Gran parte de las delegaciones indias que asistirán al congreso, al igual que los zapatistas, y que se desplazarán a lo largo del país hacia la capital, tendrán que atravesar retenes, evadir órdenes de aprehensión y amenazas de muerte que se cier-nen en sus propias comarcas, en donde el gasto social ha sido sustituido por el control militar y policiaco. ¿Cómo van a trasladarse a México los dirigentes del Totonacapan, Guerrero, las Huastecas, la sierra de Zongolica, Oaxaca, Chihuahua y muchos otros sitiados militarmente en sus regiones?

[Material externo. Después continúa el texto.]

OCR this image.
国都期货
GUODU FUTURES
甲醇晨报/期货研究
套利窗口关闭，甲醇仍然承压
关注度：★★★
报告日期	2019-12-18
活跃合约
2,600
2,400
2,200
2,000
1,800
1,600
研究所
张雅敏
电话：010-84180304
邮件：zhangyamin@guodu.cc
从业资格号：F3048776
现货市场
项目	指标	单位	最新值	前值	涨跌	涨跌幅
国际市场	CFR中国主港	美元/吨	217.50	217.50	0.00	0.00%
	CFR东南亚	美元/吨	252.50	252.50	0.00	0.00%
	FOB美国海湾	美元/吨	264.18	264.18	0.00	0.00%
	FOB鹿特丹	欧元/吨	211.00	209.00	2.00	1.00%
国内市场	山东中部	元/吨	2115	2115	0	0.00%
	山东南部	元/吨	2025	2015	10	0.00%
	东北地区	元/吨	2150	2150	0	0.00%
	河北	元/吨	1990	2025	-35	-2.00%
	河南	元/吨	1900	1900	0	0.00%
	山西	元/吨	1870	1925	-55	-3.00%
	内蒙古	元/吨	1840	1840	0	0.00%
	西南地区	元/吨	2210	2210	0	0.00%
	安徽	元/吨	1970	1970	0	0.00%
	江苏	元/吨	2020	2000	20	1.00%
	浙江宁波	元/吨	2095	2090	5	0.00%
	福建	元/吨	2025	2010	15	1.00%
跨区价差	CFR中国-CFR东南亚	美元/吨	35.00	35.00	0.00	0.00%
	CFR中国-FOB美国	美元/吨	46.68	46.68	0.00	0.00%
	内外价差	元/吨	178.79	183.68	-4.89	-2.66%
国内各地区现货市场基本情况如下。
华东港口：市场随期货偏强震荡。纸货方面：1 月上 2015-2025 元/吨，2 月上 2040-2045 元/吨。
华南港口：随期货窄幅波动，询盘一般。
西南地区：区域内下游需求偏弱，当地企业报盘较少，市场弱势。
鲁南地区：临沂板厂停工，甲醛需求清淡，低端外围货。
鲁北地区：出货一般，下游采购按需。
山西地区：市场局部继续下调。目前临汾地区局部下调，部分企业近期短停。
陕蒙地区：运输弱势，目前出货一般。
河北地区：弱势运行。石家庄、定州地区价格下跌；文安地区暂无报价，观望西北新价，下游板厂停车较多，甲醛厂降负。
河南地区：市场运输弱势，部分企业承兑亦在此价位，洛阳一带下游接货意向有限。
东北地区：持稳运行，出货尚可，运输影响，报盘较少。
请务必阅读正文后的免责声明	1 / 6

Las cárceles del país están llenas de dirigentes sociales indios, la violación sistemática de los derechos huma-nos se ejerce preferencialmente sobre ellos y, pese a todo, estarán presentes en la ciudad de México en un tiempo de ``cerco y encrucijada de caminos'' (in tzacualli, in ohmaxac), como llamaron los nahuas del siglo XVI a los grandes reacomodos históricos del siglo turbulento que les tocó vivir. El Congreso Nacional Indígena será sin duda un espacio de diálogo nacional hacia la transición a la democracia.